Autre installation du Mois multi, Movement without moving, de Scott Massey (Vancouver) est présentée à VU. Exploitant les matériaux et appareillages photographiques et audiovisuels, des apparitions cosmiques, voire magiques. Avec un projecteur de diapositives noircies, il fait par exemple naître puis mourir un soleil au mur. La trace, agrandie, de la performance The sun was born in darkness, to shine for a time, only to return to darkness (présentée au vernissage) est projetée au mur, et ses bouillonnements rappellent un gros cerveau orange en pleine crémation.

Dans une vidéo, une lentille tournant à l’infini sur une surface de verre s’impose comme un bruyant numéro de prestidigitation, alors qu’au mur, des agrandissements de photos argentiques montrant les étoiles figées et la Terre en mouvement évoquent cette idée de mouvement perpétuel, mais imperceptible, de la Terre dans le cosmos.

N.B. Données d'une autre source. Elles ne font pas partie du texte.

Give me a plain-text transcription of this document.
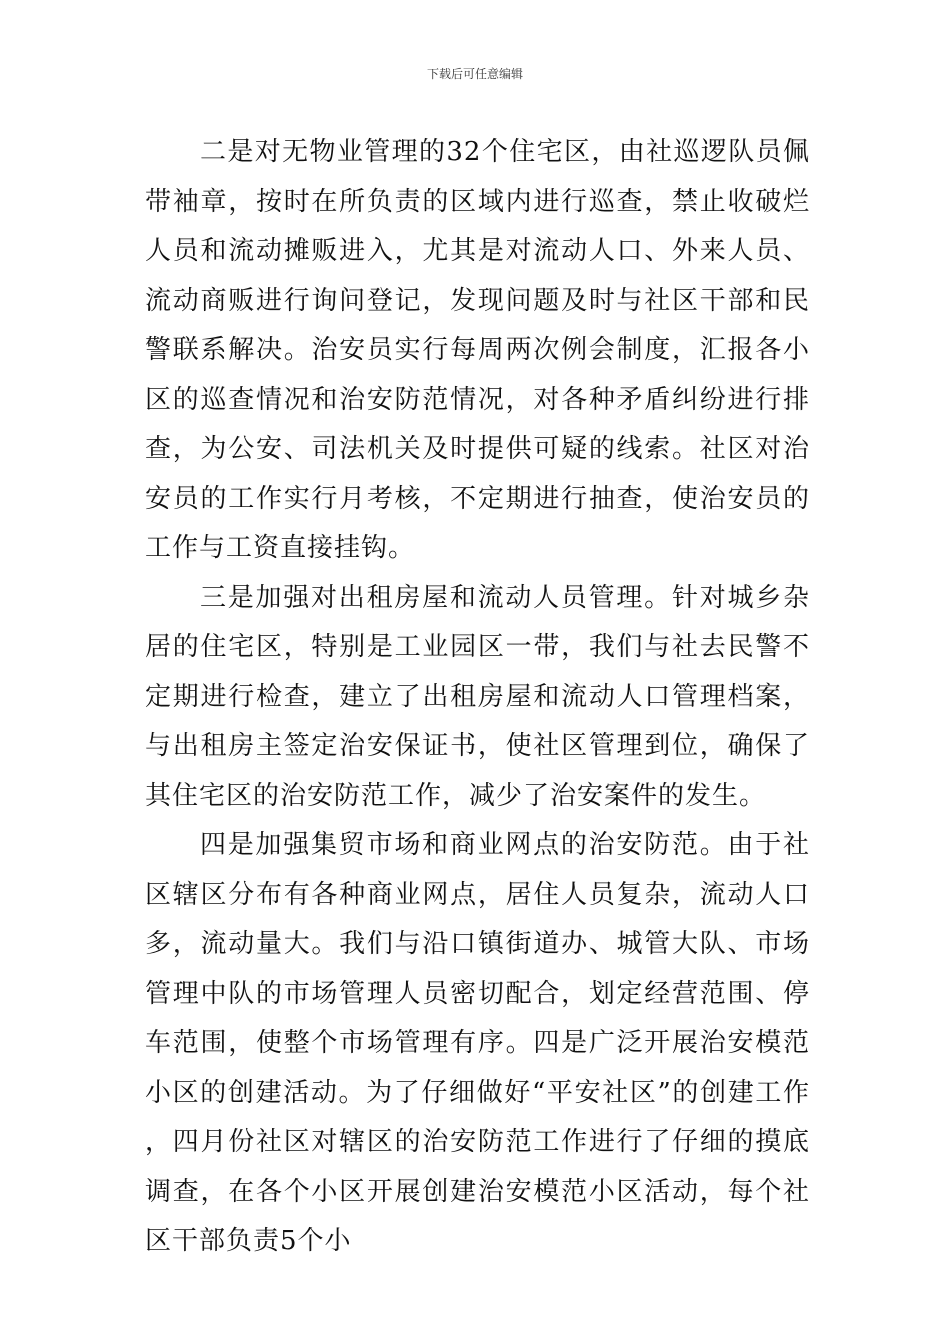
下载后可任意编辑

二是对无物业管理的32个住宅区，由社巡逻队员佩带袖章，按时在所负责的区域内进行巡查，禁止收破烂人员和流动摊贩进入，尤其是对流动人口、外来人员、流动商贩进行询问登记，发现问题及时与社区干部和民警联系解决。治安员实行每周两次例会制度，汇报各小区的巡查情况和治安防范情况，对各种矛盾纠纷进行排查，为公安、司法机关及时提供可疑的线索。社区对治安员的工作实行月考核，不定期进行抽查，使治安员的工作与工资直接挂钩。

三是加强对出租房屋和流动人员管理。针对城乡杂居的住宅区，特别是工业园区一带，我们与社去民警不定期进行检查，建立了出租房屋和流动人口管理档案，与出租房主签定治安保证书，使社区管理到位，确保了其住宅区的治安防范工作，减少了治安案件的发生。

四是加强集贸市场和商业网点的治安防范。由于社区辖区分布有各种商业网点，居住人员复杂，流动人口多，流动量大。我们与沿口镇街道办、城管大队、市场管理中队的市场管理人员密切配合，划定经营范围、停车范围，使整个市场管理有序。四是广泛开展治安模范小区的创建活动。为了仔细做好“平安社区”的创建工作，四月份社区对辖区的治安防范工作进行了仔细的摸底调查，在各个小区开展创建治安模范小区活动，每个社区干部负责5个小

Alexandre Berthier et Catherine Lebel Ouellet occupent l’Espace européen de VU avec Assemblages, un laboratoire de création de maquettes de livres photo. Catherine Lebel Ouellet a créé une série sur les paysages transformés par l’activité humaine (mines, barrages, etc.) et Alexandre Berthier crée des diptyques à partir d’images accumulées autour du monde au fil des ans. Les deux artistes participeront à une table ronde autour du livre photo jeudi à 18h à VU.

L’installation de Jean-François Côté à la Bande vidéo

Smog et autres écrans à la Bande vidéo

La Bande vidéo accueille Fumée et brouillard de Jean-François Côté. L’installation photo et vidéo est le fruit d’une résidence en Chine, où l’artiste s’est intéressé aux défis existentiels causés par le smog. Des artistes locaux ont défilé dans un studio pour être filmés et photographiés au naturel et costumés.

Dans un palais des glaces brumeux, qui comporte six espaces de projection divisés sur deux murs qui se font face et un panneau qui laisse passer la lumière, mais brouille l’image, les corps de démultiplient, se répondent, nets ou vaporeux. Leurs yeux sont tour à tour dirigés vers la caméra (donc vers nous) et vers leur écran de téléphone, «une nouvelle posture humaine qui n’existait pas avant les années 2000», fait remarquer l’artiste. 

Le visiteur, dans sa déambulation où il est presque impossible de tout embrasser du regard, participe aussi à cet entrelacs des corps et de la lumière alourdie par le brouillard.

La mémoire qui s’étiole chez Engramme

Pour Éloïse Plamondon-Pagé, qui a vu la mémoire de sa grand-mère s’effriter, peu à peu, à cause de la maladie d’Alzheimer, le temps se découpe en couches flottantes, à déchiffrer. 

«Je m’intéressais à l’idée de la construction identitaire, à comment on est construit de couches d’expériences qui s’accumulent, autant sur nos visages qu’en nous», explique l’artiste.

Elle a assemblé des images de son aïeule, de sa jeunesse à la fin de sa vie. Peu à peu le visage plonge dans le noir et se fragmente. Les bandes de voile géotextile qui bougent dans l’air au passage des visiteurs deviennent de plus en plus nombreuses au fil de la séquence.

Une vidéo, baptisée L’air du temps (tout comme l’expo), le nom du fameux parfum, montre la grand-mère de l’artiste discutant sur un ton joyeux de choses et d’autres avec sa mère, pendant que la caméra capte des détails sur les corps et dans la chambre. Au mur de la galerie, une note, trouvée sous la lampe de chevet de la malade: «À tout point de vue, je vais de mieux en mieux.» Un assemblage sensible, où les interstices sont aussi parlants que les images.

*À l’exception de celles présentées chez VU, qui se poursuivent jusqu’au 18 février, les expositions évoquées sont présentées jusqu’au 11 février.